Ma – di preciso – di che stanno parlando? E soprattutto: di chi stanno parlando? Con rare e preziose eccezioni, politici e media ci offrono il ritratto di un paese che, a ore alterne, sarebbe impegnato a strapparsi i capelli su fascismo e antifascismo (oggi si raggiungerà ovviamente il picco di questo tipo di narrazione) oppure sarebbe letteralmente paralizzato dal lutto perla morte di Papa Francesco. Ora, che molti italiani ritengano la data del 25 aprile assai importante (benché piegata da anni dalla propaganda della sinistra) è assolutamente vero, oltre che giusto. Ed è ancora più vero che moltissimi nostri concittadini, al di là del giudizio sul pontificato di Papa Francesco, siano rimasti colpiti e dispiaciuti per la sua scomparsa. Ma – sia detto con franchezza – il racconto politico e mediatico secondo cui la quasi totalità degli italiani sarebbe ossessivamente concentrata su questi due eventi è semplicemente non vero. Anzi, è largamente vero il contrario. Senza smettere di essere buoni cittadini e buoni cristiani, l’attenzione di un numero elevatissimo di persone – da Pasqua scorsa fino al Primo Maggio e, allungandoci un poco, arrivando almeno fino a domenica 4 – è concentrata su un microponte, una minivacanza, un piccolo break che in tanti hanno cercato o stanno cercando di concedersi, incastrando esigenze di lavoro e disponibilità di denaro.
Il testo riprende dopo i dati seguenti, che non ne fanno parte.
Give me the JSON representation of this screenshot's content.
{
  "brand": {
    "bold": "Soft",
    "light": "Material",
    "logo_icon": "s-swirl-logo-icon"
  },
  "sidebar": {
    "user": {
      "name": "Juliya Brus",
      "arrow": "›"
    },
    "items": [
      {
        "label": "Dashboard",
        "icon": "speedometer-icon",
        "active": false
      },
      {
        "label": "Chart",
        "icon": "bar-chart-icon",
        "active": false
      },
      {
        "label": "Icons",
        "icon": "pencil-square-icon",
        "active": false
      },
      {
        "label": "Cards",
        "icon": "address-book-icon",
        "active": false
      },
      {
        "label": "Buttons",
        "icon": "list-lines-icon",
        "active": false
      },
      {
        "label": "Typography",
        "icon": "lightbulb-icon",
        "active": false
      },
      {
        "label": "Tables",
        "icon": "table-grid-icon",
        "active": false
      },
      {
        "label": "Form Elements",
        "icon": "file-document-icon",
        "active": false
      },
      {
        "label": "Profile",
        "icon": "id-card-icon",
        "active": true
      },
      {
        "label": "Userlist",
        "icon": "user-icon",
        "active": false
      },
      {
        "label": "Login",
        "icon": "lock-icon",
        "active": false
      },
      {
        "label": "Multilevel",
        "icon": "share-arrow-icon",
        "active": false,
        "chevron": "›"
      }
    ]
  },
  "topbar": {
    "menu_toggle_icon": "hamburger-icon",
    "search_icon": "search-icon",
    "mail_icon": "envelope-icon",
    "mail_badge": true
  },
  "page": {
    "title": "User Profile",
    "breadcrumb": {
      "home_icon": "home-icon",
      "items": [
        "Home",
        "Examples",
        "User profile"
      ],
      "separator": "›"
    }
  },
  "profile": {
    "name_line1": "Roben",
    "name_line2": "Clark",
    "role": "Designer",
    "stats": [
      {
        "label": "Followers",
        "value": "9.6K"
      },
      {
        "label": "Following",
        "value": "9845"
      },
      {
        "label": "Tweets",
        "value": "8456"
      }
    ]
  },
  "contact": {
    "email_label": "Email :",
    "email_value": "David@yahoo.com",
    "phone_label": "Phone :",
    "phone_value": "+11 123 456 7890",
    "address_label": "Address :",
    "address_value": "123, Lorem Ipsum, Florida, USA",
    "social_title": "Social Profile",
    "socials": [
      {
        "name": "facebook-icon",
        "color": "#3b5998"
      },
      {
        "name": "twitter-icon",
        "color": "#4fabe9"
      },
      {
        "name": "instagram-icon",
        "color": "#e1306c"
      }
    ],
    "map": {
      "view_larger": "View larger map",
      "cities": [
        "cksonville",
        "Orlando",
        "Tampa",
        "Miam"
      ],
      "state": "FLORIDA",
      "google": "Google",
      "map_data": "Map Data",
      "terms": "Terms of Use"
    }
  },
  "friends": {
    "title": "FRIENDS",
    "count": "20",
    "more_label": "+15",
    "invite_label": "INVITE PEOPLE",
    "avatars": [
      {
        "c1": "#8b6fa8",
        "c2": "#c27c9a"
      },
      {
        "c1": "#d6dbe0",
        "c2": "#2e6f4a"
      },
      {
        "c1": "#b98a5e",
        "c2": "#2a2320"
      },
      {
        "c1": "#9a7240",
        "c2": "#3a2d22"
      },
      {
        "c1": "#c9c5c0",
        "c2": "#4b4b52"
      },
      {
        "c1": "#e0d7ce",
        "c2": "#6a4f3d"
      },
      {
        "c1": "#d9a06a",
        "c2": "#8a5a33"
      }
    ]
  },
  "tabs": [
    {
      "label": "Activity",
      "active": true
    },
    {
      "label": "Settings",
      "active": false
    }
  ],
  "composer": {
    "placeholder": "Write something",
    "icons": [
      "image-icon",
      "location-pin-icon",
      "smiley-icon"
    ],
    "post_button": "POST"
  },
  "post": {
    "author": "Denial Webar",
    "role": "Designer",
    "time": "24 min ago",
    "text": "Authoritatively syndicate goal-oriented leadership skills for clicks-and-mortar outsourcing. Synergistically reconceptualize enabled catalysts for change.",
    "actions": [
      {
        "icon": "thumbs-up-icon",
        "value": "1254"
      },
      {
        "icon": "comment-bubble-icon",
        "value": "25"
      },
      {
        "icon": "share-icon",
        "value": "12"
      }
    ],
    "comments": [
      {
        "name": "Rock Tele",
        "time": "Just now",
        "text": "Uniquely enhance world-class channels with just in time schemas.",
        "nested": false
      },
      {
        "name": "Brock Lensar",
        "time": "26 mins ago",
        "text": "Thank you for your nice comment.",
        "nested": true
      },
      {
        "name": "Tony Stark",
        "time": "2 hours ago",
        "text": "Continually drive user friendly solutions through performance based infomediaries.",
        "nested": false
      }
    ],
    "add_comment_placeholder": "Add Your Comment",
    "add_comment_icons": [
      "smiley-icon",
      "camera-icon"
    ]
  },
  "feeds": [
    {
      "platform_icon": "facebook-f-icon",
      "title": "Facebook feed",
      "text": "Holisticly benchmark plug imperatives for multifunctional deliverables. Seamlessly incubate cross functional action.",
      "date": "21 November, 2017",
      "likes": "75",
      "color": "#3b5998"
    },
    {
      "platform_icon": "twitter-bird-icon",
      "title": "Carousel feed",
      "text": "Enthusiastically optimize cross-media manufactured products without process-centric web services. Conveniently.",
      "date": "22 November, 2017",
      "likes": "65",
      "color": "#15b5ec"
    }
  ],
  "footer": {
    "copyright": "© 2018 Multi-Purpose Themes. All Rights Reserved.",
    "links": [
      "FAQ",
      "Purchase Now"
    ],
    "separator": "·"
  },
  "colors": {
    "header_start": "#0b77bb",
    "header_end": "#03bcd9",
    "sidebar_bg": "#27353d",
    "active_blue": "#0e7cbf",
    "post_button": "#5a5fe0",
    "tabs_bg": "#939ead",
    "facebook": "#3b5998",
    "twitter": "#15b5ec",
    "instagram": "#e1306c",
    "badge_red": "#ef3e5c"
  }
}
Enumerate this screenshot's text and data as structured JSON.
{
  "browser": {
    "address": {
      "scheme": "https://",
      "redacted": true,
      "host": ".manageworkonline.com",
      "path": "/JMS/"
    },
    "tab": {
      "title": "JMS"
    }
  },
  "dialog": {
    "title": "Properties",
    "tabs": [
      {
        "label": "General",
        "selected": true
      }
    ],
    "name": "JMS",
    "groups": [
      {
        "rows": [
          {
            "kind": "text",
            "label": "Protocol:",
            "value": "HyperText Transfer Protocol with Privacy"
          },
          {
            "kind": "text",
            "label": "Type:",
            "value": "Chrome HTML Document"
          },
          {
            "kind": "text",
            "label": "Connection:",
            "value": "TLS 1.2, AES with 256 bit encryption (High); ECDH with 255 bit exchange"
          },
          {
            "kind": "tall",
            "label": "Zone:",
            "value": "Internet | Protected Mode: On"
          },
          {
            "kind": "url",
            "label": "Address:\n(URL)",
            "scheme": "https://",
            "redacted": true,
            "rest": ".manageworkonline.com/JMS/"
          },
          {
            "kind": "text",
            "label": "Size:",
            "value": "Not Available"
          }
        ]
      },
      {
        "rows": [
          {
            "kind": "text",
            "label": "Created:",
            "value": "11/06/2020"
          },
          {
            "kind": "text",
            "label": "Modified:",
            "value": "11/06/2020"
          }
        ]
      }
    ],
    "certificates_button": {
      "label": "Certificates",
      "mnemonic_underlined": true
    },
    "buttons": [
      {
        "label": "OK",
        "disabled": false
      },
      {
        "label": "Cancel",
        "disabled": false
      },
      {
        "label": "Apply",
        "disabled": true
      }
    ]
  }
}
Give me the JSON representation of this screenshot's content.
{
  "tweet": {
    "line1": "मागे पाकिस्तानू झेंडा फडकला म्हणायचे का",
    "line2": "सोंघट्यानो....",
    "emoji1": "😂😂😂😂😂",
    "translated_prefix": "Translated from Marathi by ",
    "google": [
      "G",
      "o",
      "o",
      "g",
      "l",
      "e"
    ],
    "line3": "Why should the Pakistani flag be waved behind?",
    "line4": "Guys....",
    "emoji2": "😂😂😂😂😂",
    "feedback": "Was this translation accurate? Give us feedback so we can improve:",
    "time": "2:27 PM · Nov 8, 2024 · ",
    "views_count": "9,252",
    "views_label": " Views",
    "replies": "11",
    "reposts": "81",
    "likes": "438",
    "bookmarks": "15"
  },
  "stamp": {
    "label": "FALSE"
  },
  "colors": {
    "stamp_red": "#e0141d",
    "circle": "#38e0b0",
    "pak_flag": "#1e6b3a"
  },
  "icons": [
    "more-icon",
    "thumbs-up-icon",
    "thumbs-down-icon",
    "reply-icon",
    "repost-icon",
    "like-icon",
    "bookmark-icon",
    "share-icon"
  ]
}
Immediatamente a ruota – non dispiaccia agli ipocriti – la preoccupazione successiva è quella del meteo (che tempo farà durante la mia vacanza?) e di conseguenza quella su cosa mettere nello zaino e nel trolley, se una maglia più pesante o una più leggera. Per quel poco che vale, essendomi in questi giorni mosso tra Milano e Roma per ragioni di lavoro, gran parte delle persone incontrate aveva un inequivocabile trolley in mano o uno zaino sulle spalle, e molte tra quelle che mi hanno fermato mi hanno parlato esattamente di quello, cioè della loro meta vacanziera. Non della minaccia autoritaria prossima ventura, non della nuova catechista (rigorosamente autonominata) Elly Schlein, non delle strillate del duo Bonelli & Fratoianni. E la stessa morte del Papa è stata vissuta dagli italiani – a me pare – esattamente come in una casa di persone adulte e responsabili si vive la scomparsa di un membro anziano della famiglia: come un evento doloroso ma purtroppo in qualche misura atteso.
Non del tutto prevedibile rispetto al momento esatto dell’evento, ma – per il resto – come un fatto spiacevole al quale si è però psicologicamente preparati. Morale: non voglio trarre conclusioni rozze e affrettate, ma a me pare che ci sia un distacco, una mancanza di collegamento tra l’Italia “ufficiale” che si accapiglia in tv e sui giornali, e, dall’altro lato, un’Italia “reale” che quelle voci nemmeno le ascolta più, e le vive – al massimo – come un rumore di fondo, come una specie di musica di ambiente (non di rado fastidiosa), come un sinedrio di soggetti stravaganti che parlano di cose lontane, in tutti i sensi. La stessa analisi degli ascolti televisivi (non altissimi, anzi!) degli “speciali” sulla morte del Pontefice dovrebbe indurre taluni a qualche riflessione. Figuriamoci se poi si passa a una rissa del tutto scombiccherata e antistorica sul 25 aprile, per giunta con la pretesa dei compagni di raccontarci un “fascismo 2.0” che – secondo loro – imperverserebbe oggi, e che solo pochi allucinati vedono realmente.
Verrebbe da dire che è l’ora di “uscire dalla bolla”. E la sostanza – per chiunque guardi le cose senza pregiudizi e senza lenti ideologiche – è fin troppo chiara: mentre appunto la bolla politico-mediatica, la bubble, è calda-rovente-sovreccitata su alcuni temi, una larghissima maggioranza di italiani sembra stare da un’altra parte, sia con la mente che con il corpo, o comunque – dovunque stia – sta in una condizione psicologica più equilibrata, meno nevrastenica, meno agitata. Forse – mi permetto – occorrerebbe uno sguardo più ampio e più lungo, per non essere presi di sorpresa da ciò che invece si potrebbe già agevolmente scorgere. Basterebbe un poco di attenzione, in fondo. Che senso ha descrivere un paese come sull’orlo del baratro autoritario quando una quota così grande di connazionali non si sta recando in montagna per la resistenza ma – appunto – sta organizzando il ponte di primavera? E allora, la domanda nasce spontanea: gentili intellettuali, illustri commentatori, resistenti con ottant’anni di ritardo, volete – di grazia – dirci di cosa state parlando? L’“emergenza” che descrivete, molto semplicemente, non esiste.